Connect with us
Örnek Resim Örnek Resim

Dünya

Prof.Dr.Serakıncı: Sigara tamamen yasaklansa kanser vakalarında yüzde 55-65 azalma olur

Published

on

Uzun yıllardır hem yurt dışında hem de ülkede Kanser tanı ve tedavisine ilişkin çalışmalar yapan, şu anda da Cumhurbaşkanlığı Sağlık Danışmanı olan Prof. Dr. Nedime Serakıncı, kanseri “kontrolsüz hücre bölünmesiyle meydana gelen, çok etkenli bir hastalık” olarak tanımladı.

1-7 Nisan Ulusal Kanser Haftası dolayısıyla TAK’a açıklamalarda bulunan Serakıncı, “Kanser, genetik yatkınlık, çevre faktörleri ve yaşam tarzının etkileri ile ortaya çıkan bir hastalıktır” dedi.

“Genetik hastalıklar kalıtsal olmak durumunda değildir” diyen Serakıncı, “bunlar yaşamın bir dönemimde genetik yapımızda olan veya gelişen değişiklikler ile gelişen hastalıklardır” şeklinde konuştu.

Serakıncı, kanserin dünyada ve KKTC’de ölüm nedenleri arasında ikinci sırada yer alması nedeniyle önemli bir toplum sağlığı sorunu olduğuna dikkat çekti.
Serakıncı, “Kanser önlenebilir mi? Kanserden korunmak olası mı?” sorularına “Günümüzde kanserin yüzde 30-50’si önlenebilir. Bu, kansere neden olan risk faktörlerinden kaçınma ve erken teşhis ile mümkündür. Birçok kanserin iyileşme olasılığı, erken tanı konmasına ve uygun şekilde tedavi edilmesine bağlı olarak yüksektir” yanıtını verdi.

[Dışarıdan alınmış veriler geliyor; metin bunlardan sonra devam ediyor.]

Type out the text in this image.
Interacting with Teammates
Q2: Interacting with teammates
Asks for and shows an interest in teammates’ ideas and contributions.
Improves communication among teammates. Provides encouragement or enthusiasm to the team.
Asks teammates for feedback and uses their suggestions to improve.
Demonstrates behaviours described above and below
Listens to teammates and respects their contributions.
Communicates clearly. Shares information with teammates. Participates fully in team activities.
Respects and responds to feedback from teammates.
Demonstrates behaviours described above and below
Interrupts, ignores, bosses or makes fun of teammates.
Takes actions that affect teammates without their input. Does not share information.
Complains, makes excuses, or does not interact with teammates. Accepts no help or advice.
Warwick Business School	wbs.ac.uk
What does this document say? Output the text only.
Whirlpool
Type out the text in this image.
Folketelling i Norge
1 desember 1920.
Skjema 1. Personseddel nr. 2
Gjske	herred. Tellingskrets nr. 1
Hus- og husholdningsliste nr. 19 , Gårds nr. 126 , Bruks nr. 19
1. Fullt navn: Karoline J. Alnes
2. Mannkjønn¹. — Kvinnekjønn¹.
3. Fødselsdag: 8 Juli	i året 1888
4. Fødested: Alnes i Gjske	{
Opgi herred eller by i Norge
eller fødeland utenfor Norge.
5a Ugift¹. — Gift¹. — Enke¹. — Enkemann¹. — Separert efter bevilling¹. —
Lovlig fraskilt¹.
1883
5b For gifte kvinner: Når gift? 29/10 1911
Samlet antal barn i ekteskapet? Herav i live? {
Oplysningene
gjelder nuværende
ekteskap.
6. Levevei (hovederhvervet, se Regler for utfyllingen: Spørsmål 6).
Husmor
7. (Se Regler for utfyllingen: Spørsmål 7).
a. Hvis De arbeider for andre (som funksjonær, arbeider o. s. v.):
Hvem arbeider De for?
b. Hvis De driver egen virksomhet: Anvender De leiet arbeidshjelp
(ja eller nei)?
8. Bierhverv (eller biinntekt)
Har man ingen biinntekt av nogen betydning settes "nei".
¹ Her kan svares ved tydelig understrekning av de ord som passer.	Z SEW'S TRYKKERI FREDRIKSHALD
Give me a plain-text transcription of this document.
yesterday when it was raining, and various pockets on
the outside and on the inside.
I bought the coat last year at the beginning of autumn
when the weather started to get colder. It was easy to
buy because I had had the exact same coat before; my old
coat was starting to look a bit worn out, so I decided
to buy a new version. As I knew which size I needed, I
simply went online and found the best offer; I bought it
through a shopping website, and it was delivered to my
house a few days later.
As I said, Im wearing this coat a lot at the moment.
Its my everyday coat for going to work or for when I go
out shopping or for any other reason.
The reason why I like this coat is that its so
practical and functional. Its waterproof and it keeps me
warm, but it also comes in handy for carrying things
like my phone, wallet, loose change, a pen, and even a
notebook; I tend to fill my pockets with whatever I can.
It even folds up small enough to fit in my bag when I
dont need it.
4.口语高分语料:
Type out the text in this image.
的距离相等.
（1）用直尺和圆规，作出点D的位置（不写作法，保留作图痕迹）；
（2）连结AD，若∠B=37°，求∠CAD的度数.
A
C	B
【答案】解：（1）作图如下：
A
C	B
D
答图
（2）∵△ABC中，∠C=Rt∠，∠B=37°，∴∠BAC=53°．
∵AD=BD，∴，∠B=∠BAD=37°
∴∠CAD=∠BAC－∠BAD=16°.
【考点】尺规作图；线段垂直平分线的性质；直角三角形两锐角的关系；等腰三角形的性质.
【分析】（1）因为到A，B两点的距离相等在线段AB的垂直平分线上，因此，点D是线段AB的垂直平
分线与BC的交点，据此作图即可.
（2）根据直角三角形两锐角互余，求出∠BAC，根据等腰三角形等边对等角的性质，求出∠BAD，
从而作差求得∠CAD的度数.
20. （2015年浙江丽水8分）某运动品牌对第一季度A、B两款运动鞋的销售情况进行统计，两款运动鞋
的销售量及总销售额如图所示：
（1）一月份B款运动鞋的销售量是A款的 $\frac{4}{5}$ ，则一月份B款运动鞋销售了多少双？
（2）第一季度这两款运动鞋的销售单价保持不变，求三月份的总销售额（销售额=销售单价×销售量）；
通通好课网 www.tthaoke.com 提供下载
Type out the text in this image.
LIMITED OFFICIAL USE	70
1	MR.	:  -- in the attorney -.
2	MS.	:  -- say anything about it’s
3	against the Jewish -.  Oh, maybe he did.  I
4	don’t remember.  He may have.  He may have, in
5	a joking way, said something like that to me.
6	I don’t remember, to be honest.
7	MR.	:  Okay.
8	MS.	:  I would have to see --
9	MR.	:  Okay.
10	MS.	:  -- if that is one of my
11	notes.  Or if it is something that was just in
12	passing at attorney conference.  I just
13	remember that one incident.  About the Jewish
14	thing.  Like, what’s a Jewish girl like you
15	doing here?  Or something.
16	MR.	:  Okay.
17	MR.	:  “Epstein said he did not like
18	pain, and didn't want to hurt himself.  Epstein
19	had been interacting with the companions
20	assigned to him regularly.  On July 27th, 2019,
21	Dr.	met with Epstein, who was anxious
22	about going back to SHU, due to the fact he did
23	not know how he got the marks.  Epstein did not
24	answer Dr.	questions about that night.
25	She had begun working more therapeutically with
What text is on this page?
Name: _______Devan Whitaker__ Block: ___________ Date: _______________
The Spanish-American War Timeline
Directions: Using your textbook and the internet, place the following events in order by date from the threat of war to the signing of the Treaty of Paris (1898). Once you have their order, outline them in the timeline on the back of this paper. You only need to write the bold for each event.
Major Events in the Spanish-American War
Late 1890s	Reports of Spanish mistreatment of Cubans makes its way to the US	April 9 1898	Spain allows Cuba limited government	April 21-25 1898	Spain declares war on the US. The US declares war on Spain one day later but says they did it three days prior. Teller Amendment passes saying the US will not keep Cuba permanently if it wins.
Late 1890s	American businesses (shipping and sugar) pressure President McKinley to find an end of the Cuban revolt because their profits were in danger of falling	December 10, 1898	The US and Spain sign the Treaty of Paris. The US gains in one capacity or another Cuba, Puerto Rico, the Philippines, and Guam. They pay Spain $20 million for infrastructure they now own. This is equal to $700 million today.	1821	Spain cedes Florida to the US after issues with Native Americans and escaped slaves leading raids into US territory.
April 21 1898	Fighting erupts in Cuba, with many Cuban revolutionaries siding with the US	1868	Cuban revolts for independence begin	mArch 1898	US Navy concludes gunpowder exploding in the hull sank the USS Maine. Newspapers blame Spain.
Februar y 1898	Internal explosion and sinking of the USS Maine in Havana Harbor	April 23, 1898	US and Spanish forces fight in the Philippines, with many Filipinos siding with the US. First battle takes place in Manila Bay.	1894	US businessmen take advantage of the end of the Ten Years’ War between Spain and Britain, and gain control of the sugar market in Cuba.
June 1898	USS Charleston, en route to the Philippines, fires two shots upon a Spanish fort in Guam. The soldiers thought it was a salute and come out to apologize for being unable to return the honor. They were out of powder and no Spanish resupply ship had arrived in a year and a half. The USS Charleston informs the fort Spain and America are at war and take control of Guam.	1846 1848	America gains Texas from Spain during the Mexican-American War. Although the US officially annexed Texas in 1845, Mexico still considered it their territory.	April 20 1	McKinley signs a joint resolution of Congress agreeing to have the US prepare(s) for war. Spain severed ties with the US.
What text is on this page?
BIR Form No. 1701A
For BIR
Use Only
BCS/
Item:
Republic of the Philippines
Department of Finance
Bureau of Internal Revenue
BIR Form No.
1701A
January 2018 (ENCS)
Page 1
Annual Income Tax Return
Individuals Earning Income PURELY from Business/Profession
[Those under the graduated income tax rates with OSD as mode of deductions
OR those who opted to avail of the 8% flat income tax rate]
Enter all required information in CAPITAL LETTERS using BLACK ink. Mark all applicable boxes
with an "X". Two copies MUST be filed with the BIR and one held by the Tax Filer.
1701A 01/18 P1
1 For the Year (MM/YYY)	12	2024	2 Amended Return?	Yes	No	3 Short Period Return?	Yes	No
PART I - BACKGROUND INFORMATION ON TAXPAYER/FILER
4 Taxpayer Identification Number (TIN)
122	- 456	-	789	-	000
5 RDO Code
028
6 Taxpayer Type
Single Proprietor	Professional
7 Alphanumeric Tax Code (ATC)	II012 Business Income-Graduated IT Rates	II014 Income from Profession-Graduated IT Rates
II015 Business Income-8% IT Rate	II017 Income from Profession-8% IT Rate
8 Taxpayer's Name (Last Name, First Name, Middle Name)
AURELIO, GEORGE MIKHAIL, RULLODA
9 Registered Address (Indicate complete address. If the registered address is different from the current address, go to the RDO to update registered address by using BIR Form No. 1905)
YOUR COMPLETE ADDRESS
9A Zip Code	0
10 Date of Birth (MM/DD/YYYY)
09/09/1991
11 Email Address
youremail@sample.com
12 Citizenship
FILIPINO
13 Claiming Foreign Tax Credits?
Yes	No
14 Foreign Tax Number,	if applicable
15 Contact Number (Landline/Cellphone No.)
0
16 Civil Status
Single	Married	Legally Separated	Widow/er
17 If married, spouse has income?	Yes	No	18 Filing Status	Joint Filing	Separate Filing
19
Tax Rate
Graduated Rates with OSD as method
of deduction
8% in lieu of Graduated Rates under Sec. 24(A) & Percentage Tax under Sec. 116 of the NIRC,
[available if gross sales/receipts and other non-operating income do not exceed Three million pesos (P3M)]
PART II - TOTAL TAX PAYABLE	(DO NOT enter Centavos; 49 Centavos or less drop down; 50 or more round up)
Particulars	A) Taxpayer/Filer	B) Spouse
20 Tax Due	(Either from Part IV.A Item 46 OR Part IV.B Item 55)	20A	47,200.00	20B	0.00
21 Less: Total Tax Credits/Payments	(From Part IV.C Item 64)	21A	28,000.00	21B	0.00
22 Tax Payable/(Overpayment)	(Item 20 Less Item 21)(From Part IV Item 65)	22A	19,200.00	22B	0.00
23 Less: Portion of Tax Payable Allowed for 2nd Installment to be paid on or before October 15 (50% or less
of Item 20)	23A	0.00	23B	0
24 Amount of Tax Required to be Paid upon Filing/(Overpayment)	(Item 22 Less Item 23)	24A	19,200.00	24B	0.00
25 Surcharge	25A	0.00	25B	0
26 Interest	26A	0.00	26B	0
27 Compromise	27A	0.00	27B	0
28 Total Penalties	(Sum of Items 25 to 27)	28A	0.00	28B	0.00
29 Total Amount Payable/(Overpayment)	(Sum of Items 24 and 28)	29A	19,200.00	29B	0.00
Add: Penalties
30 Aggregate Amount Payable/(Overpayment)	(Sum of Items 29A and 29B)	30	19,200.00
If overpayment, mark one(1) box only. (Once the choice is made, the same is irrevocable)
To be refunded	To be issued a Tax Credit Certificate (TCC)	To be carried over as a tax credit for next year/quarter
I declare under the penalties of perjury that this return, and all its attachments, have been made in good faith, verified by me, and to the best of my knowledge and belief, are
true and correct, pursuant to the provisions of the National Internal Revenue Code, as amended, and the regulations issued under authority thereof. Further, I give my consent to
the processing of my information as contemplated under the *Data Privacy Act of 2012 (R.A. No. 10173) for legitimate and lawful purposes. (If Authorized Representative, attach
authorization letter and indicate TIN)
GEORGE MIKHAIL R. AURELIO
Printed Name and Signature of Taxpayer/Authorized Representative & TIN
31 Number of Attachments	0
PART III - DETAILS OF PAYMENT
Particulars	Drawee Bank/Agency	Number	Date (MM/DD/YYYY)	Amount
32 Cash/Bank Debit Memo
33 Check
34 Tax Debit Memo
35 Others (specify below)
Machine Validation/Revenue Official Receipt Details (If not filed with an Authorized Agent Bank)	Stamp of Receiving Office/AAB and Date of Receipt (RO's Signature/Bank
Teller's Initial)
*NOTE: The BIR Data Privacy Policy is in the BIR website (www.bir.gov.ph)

Şerakıncı sözlerine şöyle devam etti:
“Kanser oluşum sürecinde genetik kökene bir başka deyişle yatkınlığı değiştirme şansımız yok fakat çevre faktörlerin ve yaşam tarzımızla bir çeşit kontrol sağlayabiliriz. Doğduğumuz zaman genetik yapımızda kanser oluşumuna yol açabilcek ve/veya destekleyecek bir değişiklik ile doğduk mu bilmiyoruz. Doğmadıksa, çevre faktörleri ve yaşam tarzımızla kanserin gelişmesine katkı genetik+çevre = kanser % 100 gibi bir matemetikten de yola çıkarsak sadece çevre ve yaşam tarzının etkisi % 50 olur ki biz bunu kısmen kontrol edebiliriz. Eğer genetik kökenden gelen bir değişiklik varsa, değişikliğe bağlı olarak üzerine örneğin % 25 eklersek, riskimiz % 75’lere çıkar Kalıtsal kanserlerde ise bu oran % 98’lere çıkıyor. Bu nedenledir ki genetik yatkınlık ile kalıtsalı ayırıyorum”
“Sağlıksız beslenme alışkanlıkları, hareketsizlik, zararlı alışkanlıklar, stres” gibi kansere zemin hazırlayan bir çok neden bulunduğunu ifade eden Serakıncı, “kanser hastalığının bilinen nedenleri genetik ve çevresel faktörler olarak ikiye aydığımıza göre ve genetik faktörleri değiştirilemeyeceğimize göre kötü çevre koşullarından ve kötü yaşam tarzından uzak durarak korunabiliriz. Örnekleyecek olursak radyasyon, kansorejen maddelere maruz kalma, enfeksiyon ve çevre kirliliği gibi çevresel faktörler, beslenme alışkanlıkları, sigara, aşırı alkol tüketimi kontrol altına alınabilir” dedi.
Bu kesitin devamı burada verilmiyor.